Part II: Classical Machine Learning

Most production machine learning runs on methods developed decades ago. Linear regression, logistic regression, decision trees, and gradient boosting dominate real-world applications. They work, they’re interpretable, and they remain practical for many problems.

This part covers classical machine learning: the workhorses of industry. These methods optimize loss functions through various strategies, from closed-form solutions to iterative algorithms. Understanding them shows that neural networks aren’t revolutionary—they’re evolutionary extensions of familiar ideas.

We start with linear models, the simplest approach to prediction. Despite their simplicity, linear models power countless applications. They’re fast to train, easy to interpret, and work well when relationships are approximately linear. More importantly, they introduce concepts that carry forward to neural networks: weights, features, loss functions, and optimization.

Logistic regression extends linear models to classification. The core insight: transform linear outputs into probabilities through a nonlinear function. This pattern—linear transformation followed by nonlinearity—appears throughout machine learning.

Decision trees take a different approach: partition the input space into regions and make predictions within each region. They handle nonlinear relationships naturally and remain interpretable. But single trees are weak and unstable.

Ensembles combine many weak models into strong predictors. Random forests and gradient boosting consistently win on tabular data. They’re the default choice for problems where neural networks aren’t necessary.

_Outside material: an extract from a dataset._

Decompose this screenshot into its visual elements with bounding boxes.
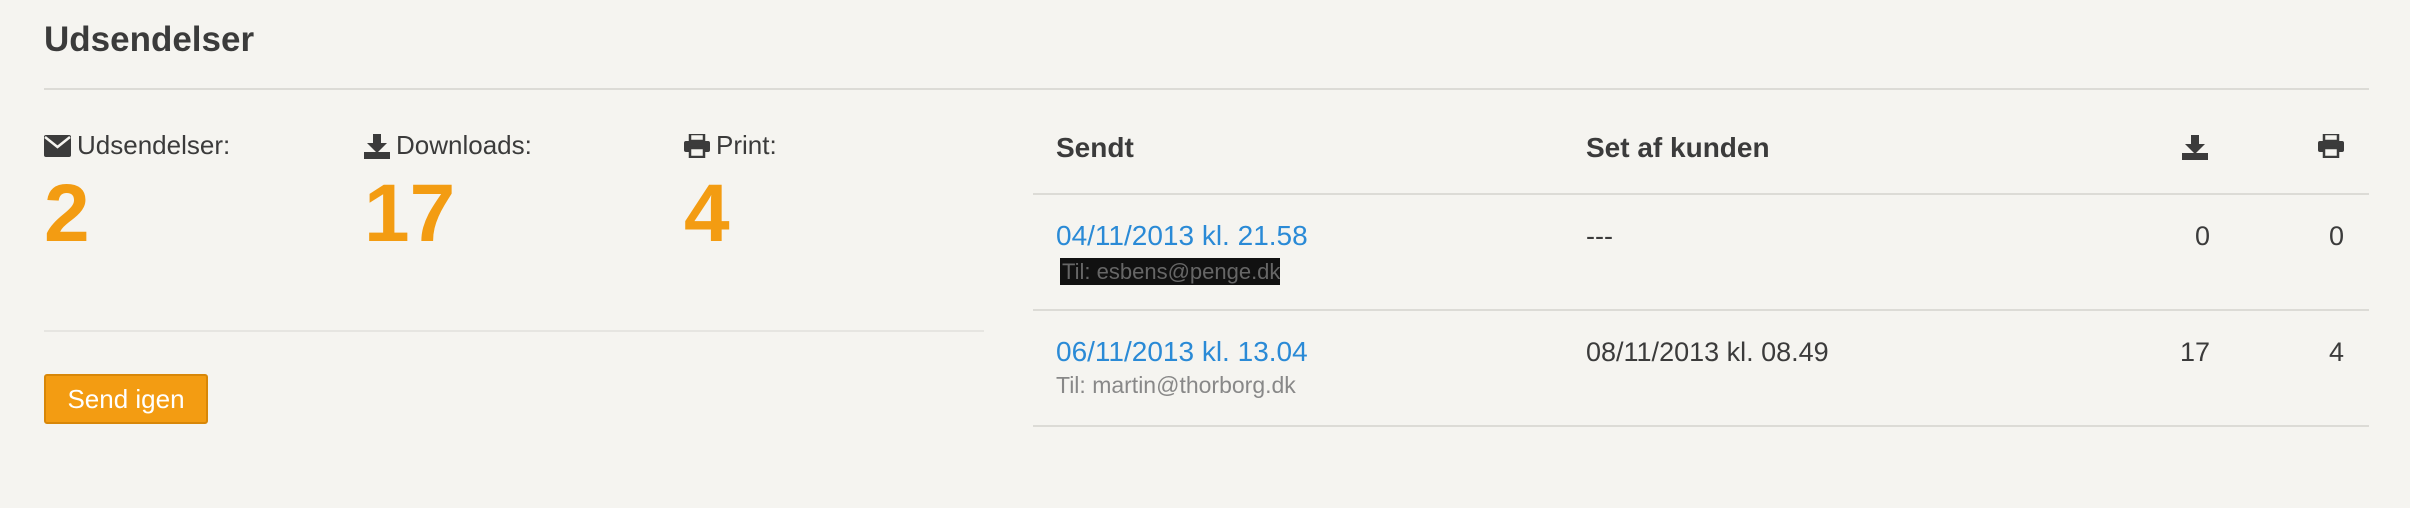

Finally, we formalize loss functions and optimization. Every model learns by minimizing some measure of error. Understanding loss functions and optimization prepares you for neural network training, which uses the same principles at larger scale.

After this part, you’ll see that neural networks (Part III) build on these foundations. They use the same loss functions and optimization strategies, but learn features automatically instead of relying on manual feature engineering.